Uighurs’ internment a wake-up call

By Gerrit van der Wees
Fri, Aug 31, 2018

Over the past week, several reports were published in the US about the mass internment of Uighurs of East Turkestan, which started at about the beginning of last year.

The number of Uighurs incarcerated by the Beijing government has now reportedly exceeded the 1 million mark.

In the past week, three reports documented the building human rights crisis in great detail:

The Washington-based Uyghur Human Right Project (UHRP) issued a report titled “The mass internment of Uyghurs,” which states: “We want to be respected as humans. Is it too much to ask?”

The New York-based independent digital media company SupChina presented a detailed analysis titled: “China’s re-education camps for a million Muslims: What everyone needs to know.”

Foreign Policy magazine published an article titled: “China’s mass internment camps have no clear end in sight” by Rian Thum, an associate professor of history at Loyola University New Orleans.

The reports presented a haunting picture of the systematic indoctrination and repression of cultural identity in the internment camps, which are comparable to the gulag of the Soviet era.

The massive increase of the use of such camps by the Chinese regime represents a significant intensification of the much longer-lasting campaign by Beijing aimed at political repression, economic marginalization, curbs on religious practice, demographic engineering and sinification targeting the Uighurs.

The fact that at present more than 1 million people — out of a total of 11 million Uighurs — are incarcerated, means that a staggering 10 percent of the population has been pulled from their homes and regular livelihood.

As the UHRP report states: “While the intention of the camps remains undisclosed, reports of repetitive political indoctrination, sinification through Chinese language and culture sessions, and compulsory denunciations of Uighur culture and belief in Islam indicate the Chinese authorities are aiming to forcibly assimilate Uighurs.”
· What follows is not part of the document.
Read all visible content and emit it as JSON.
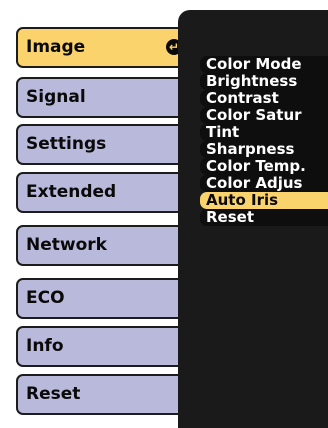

The report speaks of credible reports of deaths in custody, torture and systematic political indoctrination.

The SupChina report says: Xinjiang is now a totalitarian police state of historic proportions — it is widely cited as one of the most heavily policed places in the world today. Public security budgets have skyrocketed and futuristic surveillance systems have been pioneered in the region.

All of this is a wake-up call — if Taiwanese need yet another reason to be highly suspicious of Beijing’s advances and promises.

It shows clearly what would happen if Taiwan were to succumb to the pressures to accept the “one China” principle encapsulated in the so-called “1992 consensus” and “unification.”

What can or should Taiwan do in the face of such outrageously repressive behavior by China?

First, it is important to be informed and be aware of what is happening in East Turkestan, or Xinjiang. Reports like the ones above are extremely valuable and should be read, analyzed and distributed widely.

Knowledge is power.

Second, Taiwanese should speak out about the existence of the internment camps, and the systematic indoctrination and repression of cultural identity going on in them.

In this context, it is important to be reminded of the famous words of German pastor Martin Niemoller, who said [of the Nazi regime]: “First they came for the socialists, and I did not speak out — because I was not a socialist. Then they came for the trade unionists, and I did not speak out — because I was not a trade unionist. Then they came for the Jews, and I did not speak out — because I was not a Jew. Then they came for me — and there was no one left to speak for me.”

Third, it is important for Taiwan to be clearly supportive of the rights and freedoms of Uighurs.

World Uyghur Congress president Rebiya Kadeer has on many occasions courageously spoken out for freedom and democracy in Taiwan. It is time for Taiwanese to speak out for her and her people.

Gerrit van der Wees is a former Dutch diplomat who served as editor of Taiwan Communique from 1980 through 2016. He teaches Taiwan history at George Mason University in Virginia.